Theodosia Wingfield


Viscountess Powerscourt Theodosia Wingfield was an Irish evangelical religious writer.

Life

Theodosia Wingfield was born Theodosia Anne Howard in 1800 in County Wicklow. Her parents were the gentleman landowner, the Honourable Hugh Howard, and Catherine. Her family were one of a small number of closely related families in the gentry of County Wicklow, who all shared a religious piety around the early 1800s. Wingfield would have seen and met the Reverend Robert Daly as a child, when he was the rector of Powerscourt Estate. Wingfield appears to have been deeply affected by the death of the first wife of Richard Wingfield, 5th Viscount Powerscourt, her cousin Francis Theodosia Bligh, at age 25 in 1820, inspiring an intense spirituality. In her earliest printed letters from 1821, she agonises over the issues raised in sermons, and feels guilt over not praying regularly enough. She married Richard Wingfield in June 1822. He died in August 1823. For the rest of her life, Wingfield earned the title "good Lady Powerscourt", by engaging in letter-writing and convening religious meetings in her house.

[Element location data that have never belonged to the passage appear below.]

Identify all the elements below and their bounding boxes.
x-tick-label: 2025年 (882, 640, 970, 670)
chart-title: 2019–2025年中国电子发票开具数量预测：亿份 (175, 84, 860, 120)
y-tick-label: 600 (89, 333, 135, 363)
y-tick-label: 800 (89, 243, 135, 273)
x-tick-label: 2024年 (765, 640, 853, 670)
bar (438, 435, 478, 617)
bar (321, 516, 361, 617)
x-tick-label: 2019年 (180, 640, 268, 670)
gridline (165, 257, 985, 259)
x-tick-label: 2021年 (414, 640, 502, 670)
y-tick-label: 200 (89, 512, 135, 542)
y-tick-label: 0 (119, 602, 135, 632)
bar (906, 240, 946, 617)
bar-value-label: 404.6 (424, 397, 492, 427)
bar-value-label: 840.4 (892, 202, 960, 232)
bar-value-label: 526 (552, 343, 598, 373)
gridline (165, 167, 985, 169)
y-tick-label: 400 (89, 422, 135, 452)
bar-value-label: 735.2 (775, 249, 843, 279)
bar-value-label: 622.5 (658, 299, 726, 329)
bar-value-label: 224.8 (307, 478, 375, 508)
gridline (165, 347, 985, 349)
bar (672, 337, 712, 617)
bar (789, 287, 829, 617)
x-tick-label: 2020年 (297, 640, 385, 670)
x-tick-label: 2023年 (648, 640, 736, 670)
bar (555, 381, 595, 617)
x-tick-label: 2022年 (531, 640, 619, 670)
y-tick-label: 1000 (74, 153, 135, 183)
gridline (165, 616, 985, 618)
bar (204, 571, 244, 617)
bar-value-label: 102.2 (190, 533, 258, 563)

Her letters from the 1820s detail her feelings of feeling "unworthy" and needing to suffer more like Christ. She is concerned by the calls for Catholic emancipation, but found solace in the growing numbers of Anglicans in England, Scotland and Europe who held similar beliefs to hers. Wingfield attended the first meetings of the Albury Prophetic Conference in London, and was a frequent attendee at lectures by Edward Irving. Inspired by this, she organised her own conferences on the meaning of prophecy at Powerscourt from 1827. From the late 1820s she had developed a strong interest in Christ's second coming and charismatic manifestations. She traveled to Brussels and Paris in 1829 and 1830 to meet evangelical preachers, and frequently visited London. She died on 31 December 1836 in Dublin, and is buried at Powerscourt.

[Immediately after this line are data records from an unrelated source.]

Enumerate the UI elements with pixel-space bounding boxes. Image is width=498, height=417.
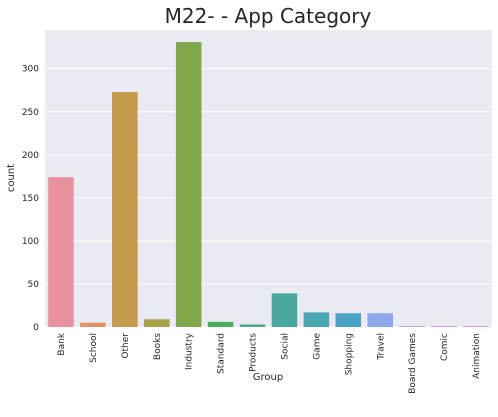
bar-travel [367, 313, 394, 327]
x-tick-label: Bank [57, 332, 67, 355]
x-tick-label: Game [312, 333, 322, 360]
bar-industry [175, 42, 202, 327]
x-tick-label: Comic [440, 333, 450, 361]
x-tick-labels: Bank School Other Books Industry Standard Prod… [57, 332, 482, 394]
x-tick-label: Books [153, 333, 163, 360]
x-tick-label: School [89, 333, 99, 363]
x-tick-label: Standard [217, 333, 227, 374]
x-tick-label: Shopping [344, 333, 354, 375]
bar-comic [431, 326, 457, 327]
x-axis-label: Group [253, 372, 283, 383]
bar-school [80, 322, 106, 327]
y-tick-label: 100 [22, 237, 39, 247]
bar-books [143, 319, 170, 327]
y-tick-label: 300 [22, 65, 39, 75]
x-tick-label: Board Games [408, 333, 418, 394]
bar-standard [207, 321, 234, 327]
y-tick-label: 250 [22, 108, 39, 118]
x-tick-label: Animation [472, 333, 482, 379]
bars [48, 42, 489, 327]
chart-title: M22- - App Category [165, 4, 372, 28]
bar-game [303, 312, 330, 327]
y-axis-label: count [6, 164, 17, 192]
y-tick-label: 0 [33, 323, 39, 333]
bar-shopping [335, 313, 362, 327]
bar-bank [48, 177, 74, 327]
x-tick-label: Industry [185, 332, 195, 370]
x-tick-label: Travel [376, 333, 386, 361]
x-tick-label: Products [249, 333, 259, 372]
x-tick-label: Social [280, 333, 290, 360]
bar-social [271, 293, 298, 327]
bar-animation [463, 326, 489, 327]
y-tick-label: 50 [28, 280, 40, 290]
bar-other [112, 91, 138, 327]
x-tick-label: Other [121, 333, 131, 359]
bar-board-games [399, 326, 425, 327]
y-tick-labels: 0 50 100 150 200 250 300 [22, 65, 39, 333]
bar-products [239, 324, 266, 327]
y-tick-label: 150 [22, 194, 39, 204]
y-tick-label: 200 [22, 151, 39, 161]
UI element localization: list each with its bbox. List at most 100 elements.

Through her writings, meetings, and connections within the community of evangelical Christians in Ireland, Wingfield was an influential figure throughout the 1820s and 1830s. She became famous for her piety after her death after the publication of some of her letters and papers in 1838 by Robert Daly. Daly may have edited her letters to remove elements which did not fit with his beliefs, in particular that she supported the secession of some Anglicans from the Church of Ireland.